野良犬が数万匹、捕獲の7割安楽死 財政破綻のデトロイト
4年前には15人いた野良犬捕獲担当の職員は、現在では4人に減り、必要な人員には到底届かない。本部前にあった金属製の「動物管理局」の表札は、鉄くずとして転売する目的で盗まれたままだ。
米郵政公社の2012年の統計では、郵便配達員が犬に襲われる件数はデトロイトが全米で6番目に多い。犬を追い払うためのスプレーを持ち歩いているという配達員のドナルド・モンゴメリさんは、「野良犬たちは空き家や捨てられた車に住み着いている」「配達は慎重に、時間をかけて行っている」と話す。
保護施設に連れて来られる野良犬は、ほとんどがやせ細り、ブルブル震えて尻尾をたくしこんでいる。餌を与えられるとガツガツと食べ、何週間も食べていない様子をうかがわせる。

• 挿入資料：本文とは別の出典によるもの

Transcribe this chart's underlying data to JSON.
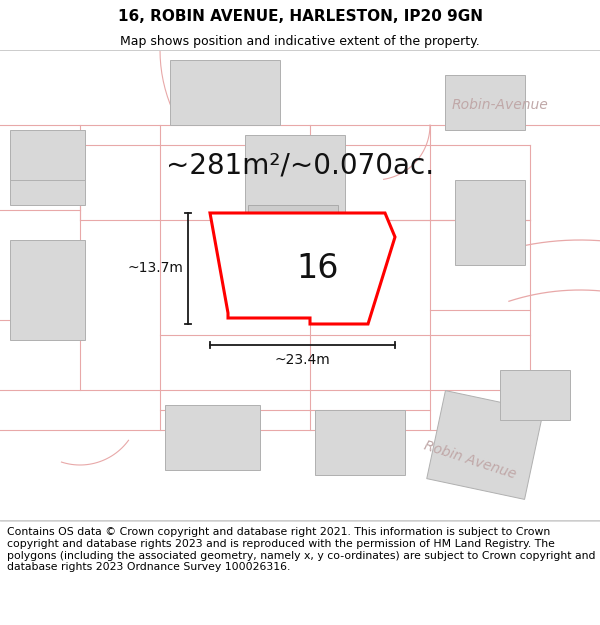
{
  "title_line1": "16, ROBIN AVENUE, HARLESTON, IP20 9GN",
  "title_line2": "Map shows position and indicative extent of the property.",
  "footer_text": "Contains OS data © Crown copyright and database right 2021. This information is subject to Crown copyright and database rights 2023 and is reproduced with the permission of HM Land Registry. The polygons (including the associated geometry, namely x, y co-ordinates) are subject to Crown copyright and database rights 2023 Ordnance Survey 100026316.",
  "area_label": "~281m²/~0.070ac.",
  "width_label": "~23.4m",
  "height_label": "~13.7m",
  "number_label": "16",
  "bg_color": "#ffffff",
  "map_bg": "#f7f4f4",
  "lot_line_color": "#e8a8a8",
  "building_fill": "#d8d8d8",
  "building_edge": "#b0b0b0",
  "plot_fill": "#ffffff",
  "plot_edge": "#ff0000",
  "plot_linewidth": 2.2,
  "road_label_color": "#c0a8a8",
  "dim_line_color": "#1a1a1a",
  "title_fontsize": 11,
  "subtitle_fontsize": 9,
  "footer_fontsize": 7.8,
  "area_fontsize": 20,
  "number_fontsize": 24,
  "dim_fontsize": 10,
  "road_label_fontsize": 10
}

問題の根本原因を突き止めようと別の団体を創設したトム・マクフィーさんは、デトロイト市内の野良犬の数を調査中。最近報告された5万匹という数は水増しされているとしながらも、問題は深刻だと指摘した。
これは「地域社会の健康バランス」の問題だとマクフィーさんは言い、市内に大量にある空き家が野良犬の住みかとなって問題を悪化させていると説明。「ペットを捨てる人には飼うことに対する責任感が全くない。犬の保護者としての責任を飼い主に理解させる必要がある」と憤る。